从该方法代码也可以看出,kubelet 创建一个 Pod 的逻辑为:
先创建并启动 Pod sandbox 容器,并构建好 Pod 网络;
创建并启动 ephemeral containers;
创建并启动 init containers;
最后创建并启动 normal containers(即普通业务容器)。
这里对调用 m.createPodSandbox
来创建 Pod sandbox 进行分析,m.startContainer
等调用分析可以参照该分析自行进行分析,调用流程几乎一致。
// pkg/kubelet/kuberuntime/kuberuntime_manager.go
// SyncPod syncs the running pod into the desired pod by executing following steps:
//
// 1. Compute sandbox and container changes.

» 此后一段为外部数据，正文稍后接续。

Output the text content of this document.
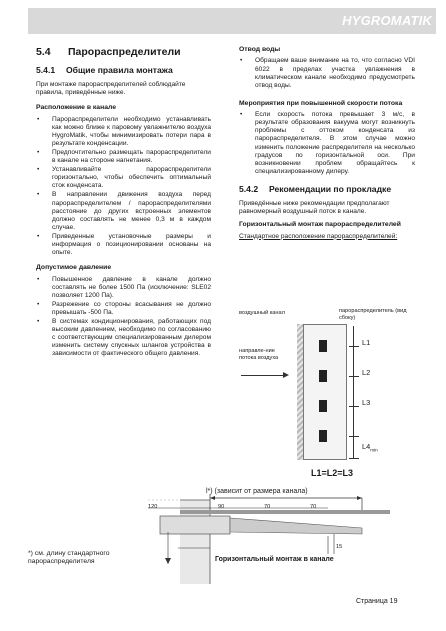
HYGROMATIK
5.4 Парораспределители
5.4.1 Общие правила монтажа

При монтаже парораспределителей соблюдайте правила, приведённые ниже.

Расположение в канале
• Парораспределители необходимо устанавливать как можно ближе к паровому увлажнителю воздуха HygroMatik, чтобы минимизировать потери пара в результате конденсации.
• Предпочтительно размещать парораспределители в канале на стороне нагнетания.
• Устанавливайте парораспределители горизонтально, чтобы обеспечить оптимальный сток конденсата.
• В направлении движения воздуха перед парораспределителем / парораспределителями расстояние до других встроенных элементов должно составлять не менее 0,3 м в каждом случае.
• Приведенные установочные размеры и информация о позиционировании основаны на опыте.
Допустимое давление
• Повышенное давление в канале должно составлять не более 1500 Па (исключение: SLE02 позволяет 1200 Па).
• Разрежение со стороны всасывания не должно превышать -500 Па.
• В системах кондиционирования, работающих под высоким давлением, необходимо по согласованию с соответствующим специализированным дилером изменить систему спускных шлангов устройства в зависимости от фактического общего давления.
Отвод воды
• Обращаем ваше внимание на то, что согласно VDI 6022 в пределах участка увлажнения в климатическом канале необходимо предусмотреть отвод воды.
Мероприятия при повышенной скорости потока
• Если скорость потока превышает 3 м/с, в результате образования вакуума могут возникнуть проблемы с оттоком конденсата из парораспределителя. В этом случае можно изменить положение распределителя на несколько градусов по горизонтальной оси. При возникновении проблем обращайтесь к специализированному дилеру.
5.4.2 Рекомендации по прокладке

Приведённые ниже рекомендации предполагают равномерный воздушный поток в канале.

Горизонтальный монтаж парораспределителей

Стандартное расположение парораспределителей:

воздушный канал	парораспределитель (вид сбоку)
направле-ние потока воздуха
L1
L2
L3
$L4_{min}$
L1=L2=L3
l*) (зависит от размера канала)
120	90	70	70
15
*) см. длину стандартного парораспределителя	Горизонтальный монтаж в канале
Страница 19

// 2. Kill pod sandbox if necessary.
// 3. Kill any containers that should not be running.
// 4. Create sandbox if necessary.
// 5. Create ephemeral containers.
// 6. Create init containers.
// 7. Create normal containers.
func (m *kubeGenericRuntimeManager) SyncPod(pod *v1.Pod, podStatus *kubecontainer.PodStatus, pullSecrets []v1.Secret, backOff *flowcontrol.Backoff) (result kubecontainer.PodSyncResult) {
...
// Step 4: Create a sandbox for the pod if necessary.
podSandboxID := podContainerChanges.SandboxID
if podContainerChanges.CreateSandbox {
var msg string
var err error
klog.V(4).Infof("Creating sandbox for pod %q", format.Pod(pod))
createSandboxResult := kubecontainer.NewSyncResult(kubecontainer.CreatePodSandbox, format.Pod(pod))
result.AddSyncResult(createSandboxResult)
podSandboxID, msg, err = m.createPodSandbox(pod, podContainerChanges.Attempt)
...
}
m.createPodSandbox
m.createPodSandbox
方法主要是调用 m.runtimeService.RunPodSandbox
。
runtimeService 即 RemoteRuntimeService,实现了 CRI shim 客户端-容器运行时接口 RuntimeService interface,持有与 CRI shim 容器运行时服务端通信的客户端。所以调用 m.runtimeService.RunPodSandbox
,实际上等于调用了 CRI shim 服务端的 RunPodSandbox 方法,来进行 Pod sandbox 的创建。
// pkg/kubelet/kuberuntime/kuberuntime_sandbox.go
// createPodSandbox creates a pod sandbox and returns (podSandBoxID, message, error).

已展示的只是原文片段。